Asosiasi Ecommerce Indonesia (IdEA) menyampaikan e-commerce Indonesia akan terus memerangi produk palsu atau bajakan, hingga melakukan penghapusan terhadap produk yang melanggar hak cipta.
Hal tersebut disampaikan IdEA menyikapi masuknya sejumlah e-commerce populer di Indonesia seperti Tokopedia, Bulakapak, dan juga ecommerce asal Singapura yang turut beroperasi di tanah air, Shopee, ke daftar Notorius Market List 2021 yang dirilis Kantor Perwakilan Dagang Amerika Serikat atau United States Trade Representative (USTR).
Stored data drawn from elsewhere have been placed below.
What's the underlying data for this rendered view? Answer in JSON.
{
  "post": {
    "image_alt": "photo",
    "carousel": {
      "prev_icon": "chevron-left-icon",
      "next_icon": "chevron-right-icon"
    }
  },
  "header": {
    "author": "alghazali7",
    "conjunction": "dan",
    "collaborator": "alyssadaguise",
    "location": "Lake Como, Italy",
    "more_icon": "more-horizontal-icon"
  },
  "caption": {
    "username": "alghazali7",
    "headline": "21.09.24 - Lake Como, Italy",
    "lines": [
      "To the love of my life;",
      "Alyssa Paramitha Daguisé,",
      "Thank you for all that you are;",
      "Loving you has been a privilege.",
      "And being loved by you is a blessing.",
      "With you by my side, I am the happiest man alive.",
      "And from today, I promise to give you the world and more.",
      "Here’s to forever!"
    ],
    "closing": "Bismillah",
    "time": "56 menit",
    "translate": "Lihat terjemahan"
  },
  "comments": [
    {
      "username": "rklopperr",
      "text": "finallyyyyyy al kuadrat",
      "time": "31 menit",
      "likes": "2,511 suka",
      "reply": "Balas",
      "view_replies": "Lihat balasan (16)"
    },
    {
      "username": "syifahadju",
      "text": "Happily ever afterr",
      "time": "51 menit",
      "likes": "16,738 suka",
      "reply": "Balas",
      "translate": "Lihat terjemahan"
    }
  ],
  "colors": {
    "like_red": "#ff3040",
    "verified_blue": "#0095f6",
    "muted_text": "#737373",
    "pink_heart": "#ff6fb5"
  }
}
"IdEA rutin untuk mengingatkan para anggotanya untuk tetap berhati-hati dan mengawasi segala bentuk penjualan yang ada di e-commerce anggota kami dengan mengikuti peraturan yang ada," kata Ketua Umum IdEA Bima Laga saat dihubungi, Selasa (22/2/2022).
Baca Juga: Penguatan Infrastruktur Digital Perlu Dilakukan, Guna Membangun Industri E-Commerce yang Sustainable
Pada daftar ini, Shopee dinilai memiliki prosedur pemberitahuan dan penghapusan yang memberatkan, terdesentralisasi, tidak efektif, dan lambat.
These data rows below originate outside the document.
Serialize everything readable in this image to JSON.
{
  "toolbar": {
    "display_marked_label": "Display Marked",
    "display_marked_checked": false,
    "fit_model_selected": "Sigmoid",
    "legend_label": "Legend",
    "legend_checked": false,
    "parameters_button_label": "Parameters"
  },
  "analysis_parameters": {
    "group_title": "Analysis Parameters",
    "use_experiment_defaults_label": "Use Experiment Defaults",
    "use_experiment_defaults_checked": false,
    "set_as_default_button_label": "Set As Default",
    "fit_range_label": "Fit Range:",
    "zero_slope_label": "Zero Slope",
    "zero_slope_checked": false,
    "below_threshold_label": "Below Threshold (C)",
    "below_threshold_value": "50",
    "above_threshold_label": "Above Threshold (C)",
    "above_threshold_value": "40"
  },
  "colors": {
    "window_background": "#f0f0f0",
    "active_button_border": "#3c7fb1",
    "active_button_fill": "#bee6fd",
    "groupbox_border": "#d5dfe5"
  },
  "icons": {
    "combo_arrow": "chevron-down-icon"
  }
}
Shopee juga disebut belum memiliki lingkungan di mana penjual terhalang untuk menawarkan barang palsu, sebagian karena sanksi yang tidak memadai dan tidak adanya kerjasama yang dilakukan Shopee dengan pemegang hak dalam investigasi.
Sementara, Bukalapak dinilai telah melakukan perbaikan pada sistem anti-pemalsuannya, termasuk protokol pemeriksaan penjual dan proses penghapusan. Namun, pemegang hak tetap khawatir bahwa protokol ini tidak cukup mencegah penjual barang palsu mendaftar ke platform.
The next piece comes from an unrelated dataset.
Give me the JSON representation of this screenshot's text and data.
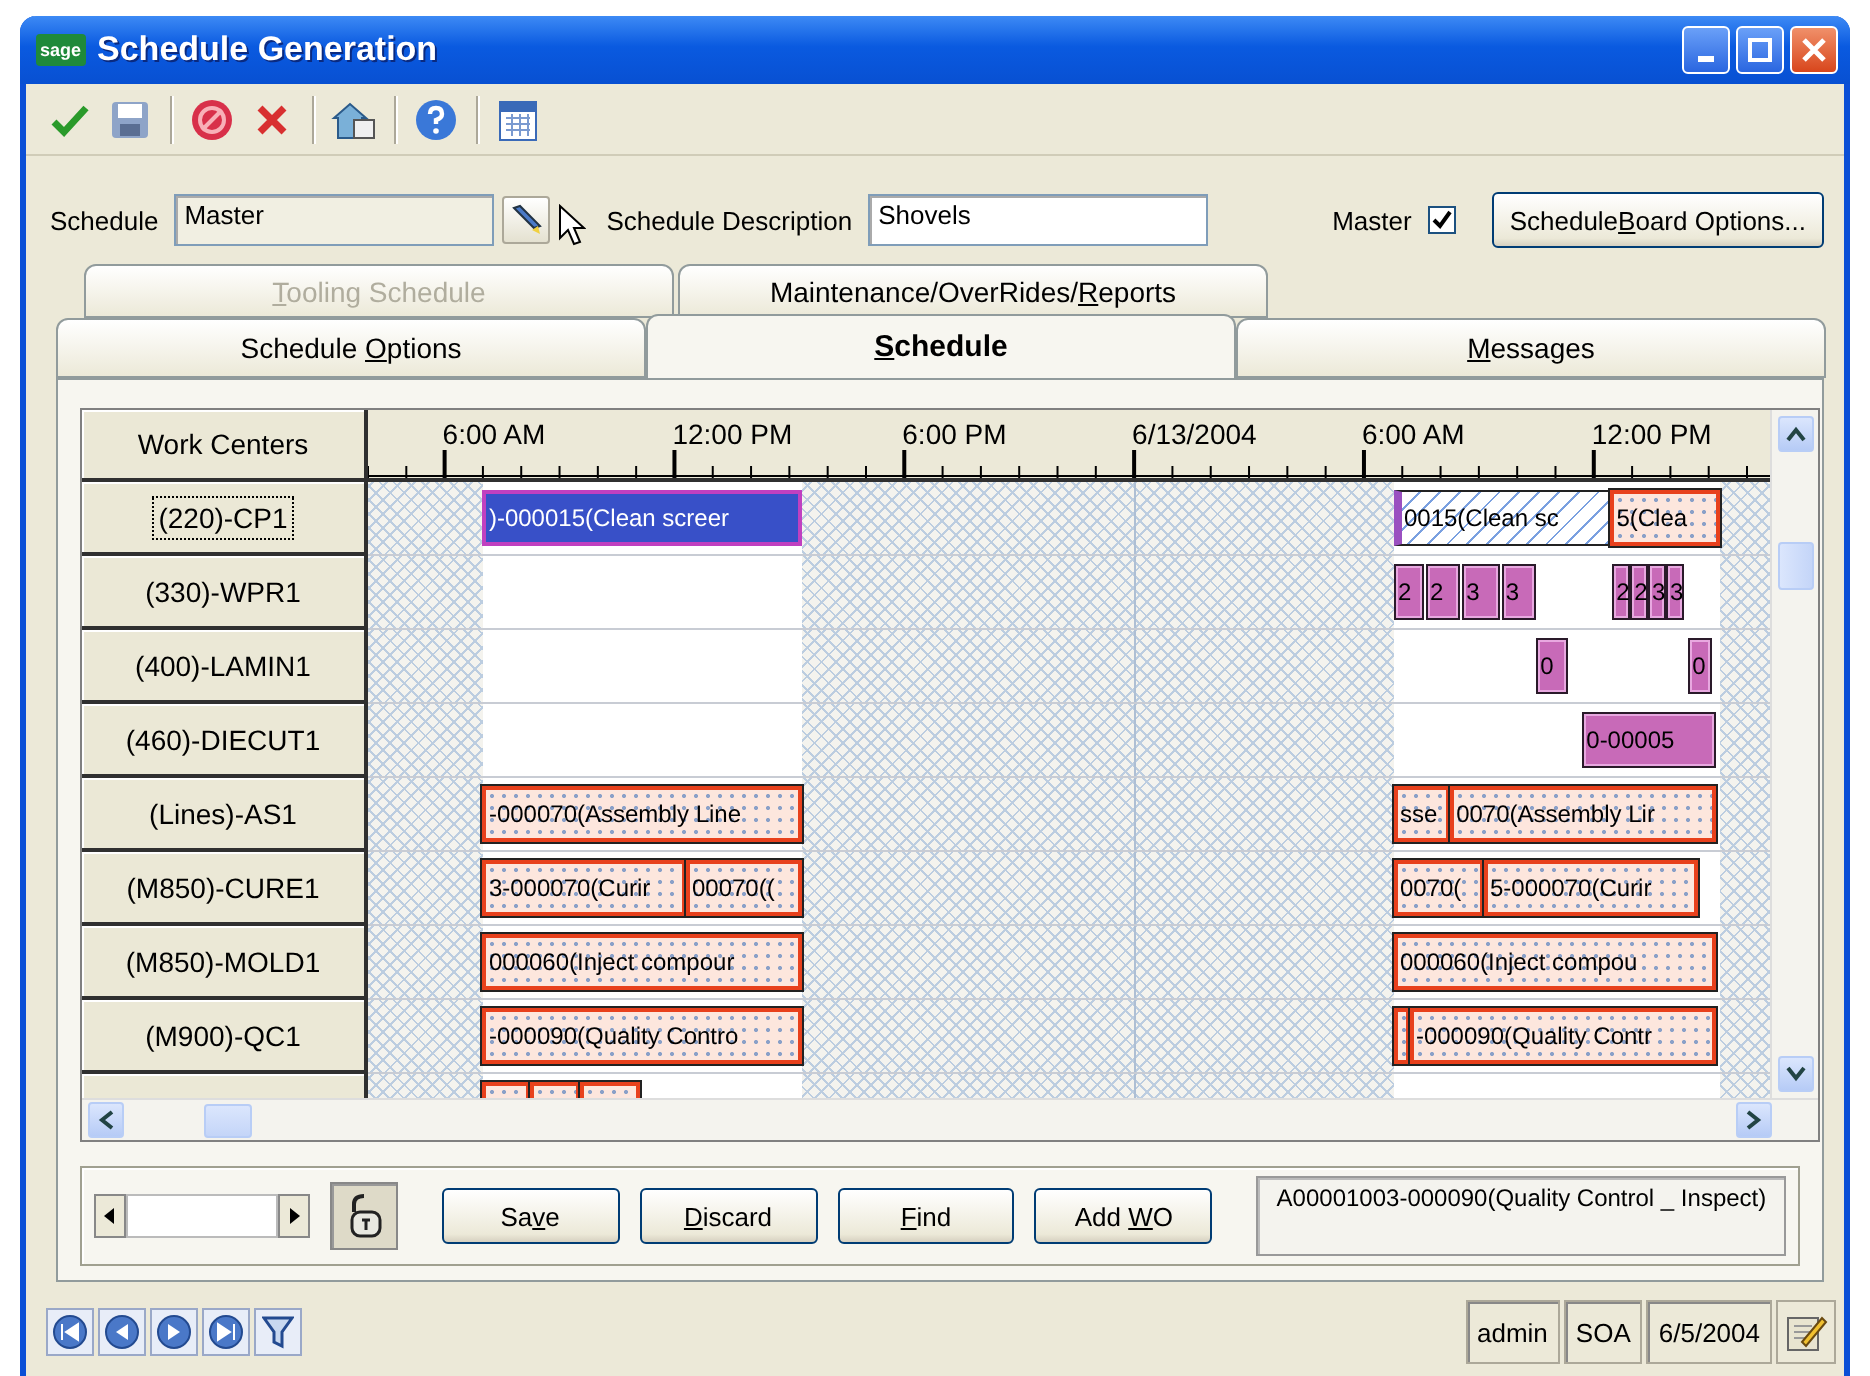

Di sisi lain, walaupun turut masuk ke dalam daftar ini, Tokopedia dinilai telah melakukan peningkatan dalam sistem pelaporan dan penghapusan, serta meningkatkan keterlibatan dengan berbagai merk untuk mengatasi kekhawatiran tentang pemalsuan di platformnya.
Tokopedia telah menerbitkan microsite perlindungan hak intelektual, menerapkan pengawasan proaktif, menerapkan penalti bagi pelanggar hak intelektual, menjalankan kemitraan dengan pemilik merk, dan menjalankan kampanye kesadaran pentingnya perlindungan hak intelektual untuk pengguna dan konsumen.
Berdasarkan data di microsite Tokopedia, sepanjang 2021 Tokopedia telah bekerjasama dengan lebih dari 12.000 merek atau prinsipal untuk melindungi Kekayaan Intelektual serta menutup lebih dari 25.000 toko yang melanggar HKI.
Bima menambahkan, persoalan peredaran produk palsu bukan hanya terjadi di Indonesia saja, tetapi banyak juga di e-commerce negara lainnya.
Baca Juga: Paylater Jadi Metode Pembayaran yang Digemari, Pertumbuhannya Sejalan Menjamurnya E-Commerce
Jika pun terdapat komplain atas barang yang diduga melanggar hak cipta, maka pihak pemegang merek atau brand dapat menyampaikan keberatan kepada pihak penjual, bukan kepada e-commerce.
"Misalkan, kita sebut merek A milik Amerika produknya ditiru, seharusnya mereka lah yang melakukan komplain! Bukan justru dari pihak asosiasi ataupun pihak lainnya yang mengajukan komplain," paparnya.
"Ketika mereka kirim keberatan atas dugaan pelanggaran hak cipta di e-commerce, barulah platform bertindak dengan mematuhi segala aturan, tentunya dengan cara take down produk. Itu mungkin hal yang paling jauh dilakukan platform," sambung Bima.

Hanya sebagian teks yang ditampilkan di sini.